Par ce nouvel arrêt « DPM Protection », le Conseil d’Etat précise que la solution consacrée par la jurisprudence « France Agrimer » est également valable lorsqu’un concurrent évincé, bien qu’informé du rejet de son offre, n’a pas été informé du délai de suspension que la personne publique devait respecter avant la signature du marché : en l’espèce, si la personne publique avait notifié au candidat évincé le rejet de son offre, elle n’avait pas indiqué le délai de suspension qui s’appliquait.

Une fois dans le cadre du référé contractuel, reste au juge le soin de manier l’article L. 551-18 du CJA, lequel impose le prononcé de l’annulation du contrat « […] lorsque celui-ci a été signé avant l’expiration du délai exigé après l’envoi de la décision d’attribution aux opérateurs économiques ayant présenté une candidature ou une offre […] si, en outre, deux conditions sont remplies : la méconnaissance de ces obligations a privé le demandeur de son droit d’exercer le recours prévu par les articles L. 551-1 et L. 551-5, et les obligations de publicité et de mise en concurrence auxquelles sa passation est soumise ont été méconnues d’une manière affectant les chances de l’auteur du recours d’obtenir le contrat. », et les dispositions de l’article L. 551-20 du CJA, aux termes duquel « dans le cas où le contrat a été signé avant l’expiration du délai exigé après l’envoi de la décision d’attribution aux opérateurs économiques ayant présenté une candidature ou une offre […], le juge peut prononcer la nullité du contrat, le résilier, en réduire la durée ou imposer une pénalité financière. »

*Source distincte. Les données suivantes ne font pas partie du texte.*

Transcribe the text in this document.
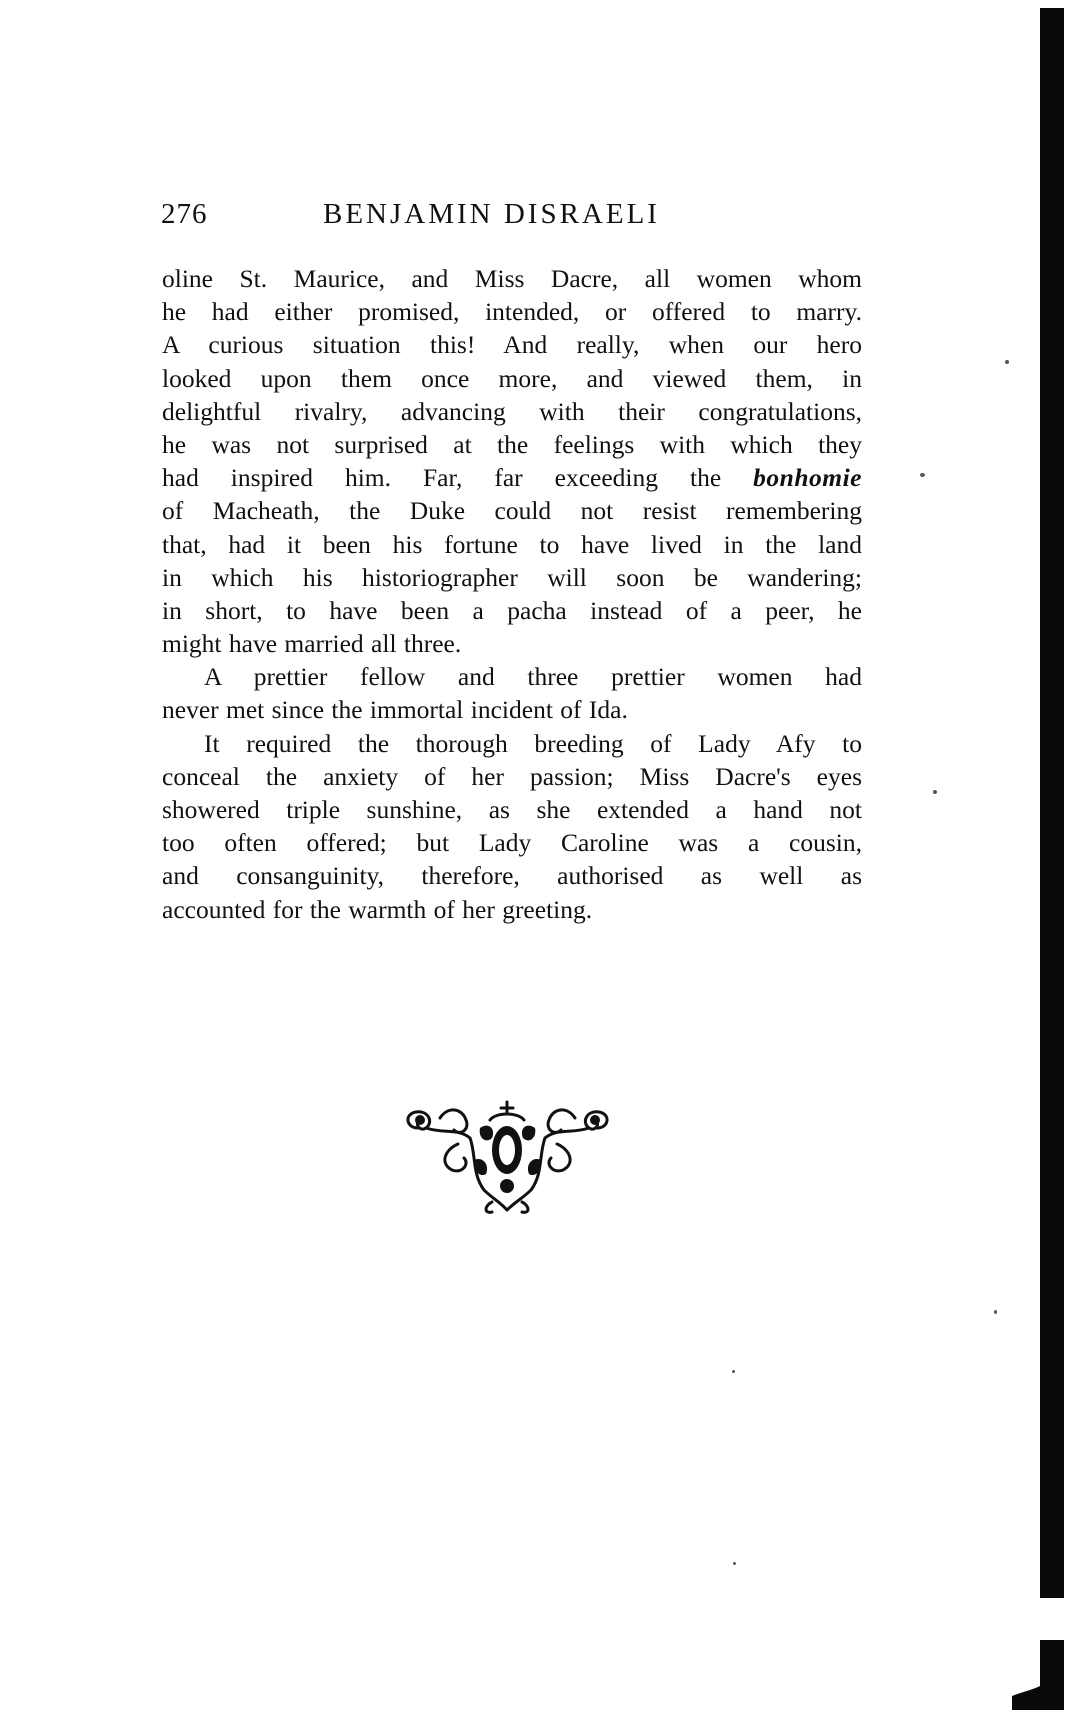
276	BENJAMIN DISRAELI
oline St. Maurice, and Miss Dacre, all women whom
he had either promised, intended, or offered to marry.
A curious situation this! And really, when our hero
looked upon them once more, and viewed them, in
delightful rivalry, advancing with their congratulations,
he was not surprised at the feelings with which they
had inspired him. Far, far exceeding the bonhomie
of Macheath, the Duke could not resist remembering
that, had it been his fortune to have lived in the land
in which his historiographer will soon be wandering;
in short, to have been a pacha instead of a peer, he
might have married all three.
A prettier fellow and three prettier women had
never met since the immortal incident of Ida.
It required the thorough breeding of Lady Afy to
conceal the anxiety of her passion; Miss Dacre's eyes
showered triple sunshine, as she extended a hand not
too often offered; but Lady Caroline was a cousin,
and consanguinity, therefore, authorised as well as
accounted for the warmth of her greeting.
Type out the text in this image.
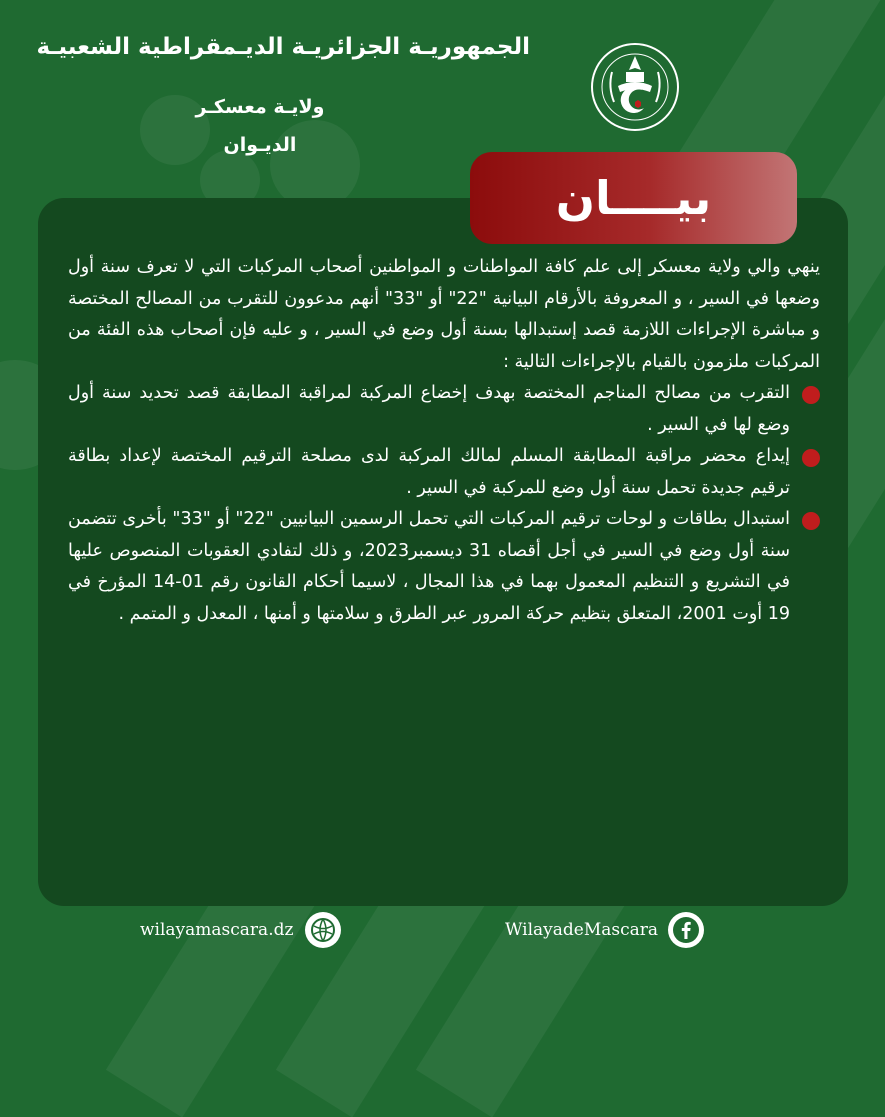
الجمهوريـة الجزائريـة الديـمقراطية الشعبيـة
ولايـة معسكـر
الديـوان
بيــــان

ينهي والي ولاية معسكر إلى علم كافة المواطنات و المواطنين أصحاب المركبات التي لا تعرف سنة أول وضعها في السير ، و المعروفة بالأرقام البيانية "22" أو "33" أنهم مدعوون للتقرب من المصالح المختصة و مباشرة الإجراءات اللازمة قصد إستبدالها بسنة أول وضع في السير ، و عليه فإن أصحاب هذه الفئة من المركبات ملزمون بالقيام بالإجراءات التالية :

التقرب من مصالح المناجم المختصة بهدف إخضاع المركبة لمراقبة المطابقة قصد تحديد سنة أول وضع لها في السير .

إيداع محضر مراقبة المطابقة المسلم لمالك المركبة لدى مصلحة الترقيم المختصة لإعداد بطاقة ترقيم جديدة تحمل سنة أول وضع للمركبة في السير .

استبدال بطاقات و لوحات ترقيم المركبات التي تحمل الرسمين البيانيين "22" أو "33" بأخرى تتضمن سنة أول وضع في السير في أجل أقصاه 31 ديسمبر2023، و ذلك لتفادي العقوبات المنصوص عليها في التشريع و التنظيم المعمول بهما في هذا المجال ، لاسيما أحكام القانون رقم 01-14 المؤرخ في 19 أوت 2001، المتعلق بتظيم حركة المرور عبر الطرق و سلامتها و أمنها ، المعدل و المتمم .

wilayamascara.dz	WilayadeMascara
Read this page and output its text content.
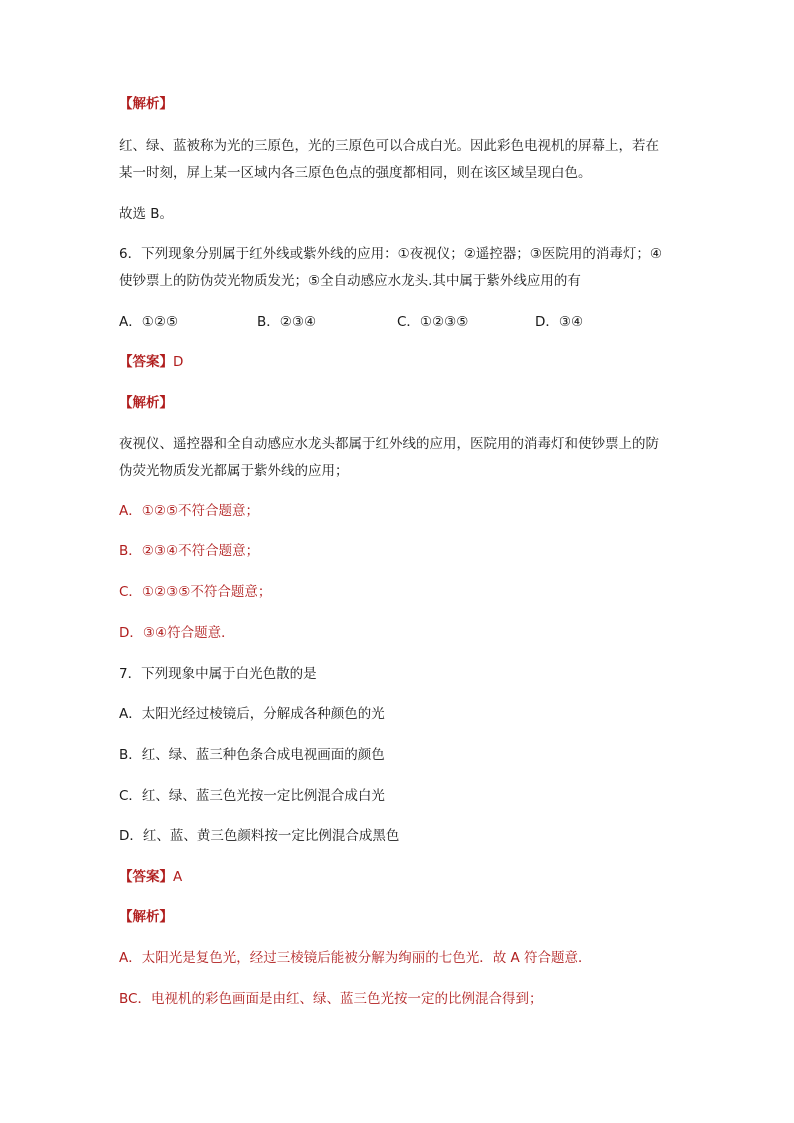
【解析】
红、绿、蓝被称为光的三原色，光的三原色可以合成白光。因此彩色电视机的屏幕上，若在
某一时刻，屏上某一区域内各三原色色点的强度都相同，则在该区域呈现白色。
故选 B。
6．下列现象分别属于红外线或紫外线的应用：①夜视仪；②遥控器；③医院用的消毒灯；④
使钞票上的防伪荧光物质发光；⑤全自动感应水龙头.其中属于紫外线应用的有
A．①②⑤	B．②③④	C．①②③⑤	D．③④
【答案】D
【解析】
夜视仪、遥控器和全自动感应水龙头都属于红外线的应用，医院用的消毒灯和使钞票上的防
伪荧光物质发光都属于紫外线的应用；
A．①②⑤不符合题意；
B．②③④不符合题意；
C．①②③⑤不符合题意；
D．③④符合题意．
7．下列现象中属于白光色散的是
A．太阳光经过棱镜后，分解成各种颜色的光
B．红、绿、蓝三种色条合成电视画面的颜色
C．红、绿、蓝三色光按一定比例混合成白光
D．红、蓝、黄三色颜料按一定比例混合成黑色
【答案】A
【解析】
A．太阳光是复色光，经过三棱镜后能被分解为绚丽的七色光．故 A 符合题意．
BC．电视机的彩色画面是由红、绿、蓝三色光按一定的比例混合得到；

En l’espèce, non seulement la personne publique n’avait pas informé la société requérante du délai de suspension, mais plus encore, elle avait signé le marché seulement deux jours après avoir informé la société requérante du rejet de son offre. Sans difficulté, il s’agit là s’une signature du marché avant l’expiration du délai exigé après l’envoi de la décision d’attribution du contrat, au sens des deux articles précités.

Le juge scinde ensuite son appréciation entre l’attribution du lot 1, et l’attribution des lots 3 et 4 du marché.

Pour le premier lot, le juge estime que les irrégularités soulevées n’ont pas affecté les chances du requérant d’obtenir le contrat : il exclut alors l’annulation du marché constitué par ce premier lot, pour faire application de l’article L. 551-20, à la lumière des dispositions de la directive « recours » du 11 décembre 2007 qu’il transpose. La Haute Juridiction relève que la méconnaissance du délai de suspension a privé le requérant de voie précontractuelle, mais qu’elle « n’affect[e] pas la substance même de la concurrence », et prononce en conséquence une pénalité financière à hauteur de 10 000 euros.

Tel n’est pas le sort réservé aux lots 3 et 4, dont le Conseil d’Etat prononce l’annulation sur le fondement de l’article L. 551-18 : la personne publique avait attribué de meilleures notes à la société requérantes qu’à la société attributaire, et le classement en deuxième position de la requérante méconnaissait tout simplement les critères de choix des offres définis. Une telle méconnaissance affecte, bien évidemment, les chances du requérant d’obtenir le contrat, et les conditions d’application de l’article L. 551-18 se trouvent donc remplies. 

Cette décision constitue un utile (et pédagogique) exemple du maniement du référé contractuel.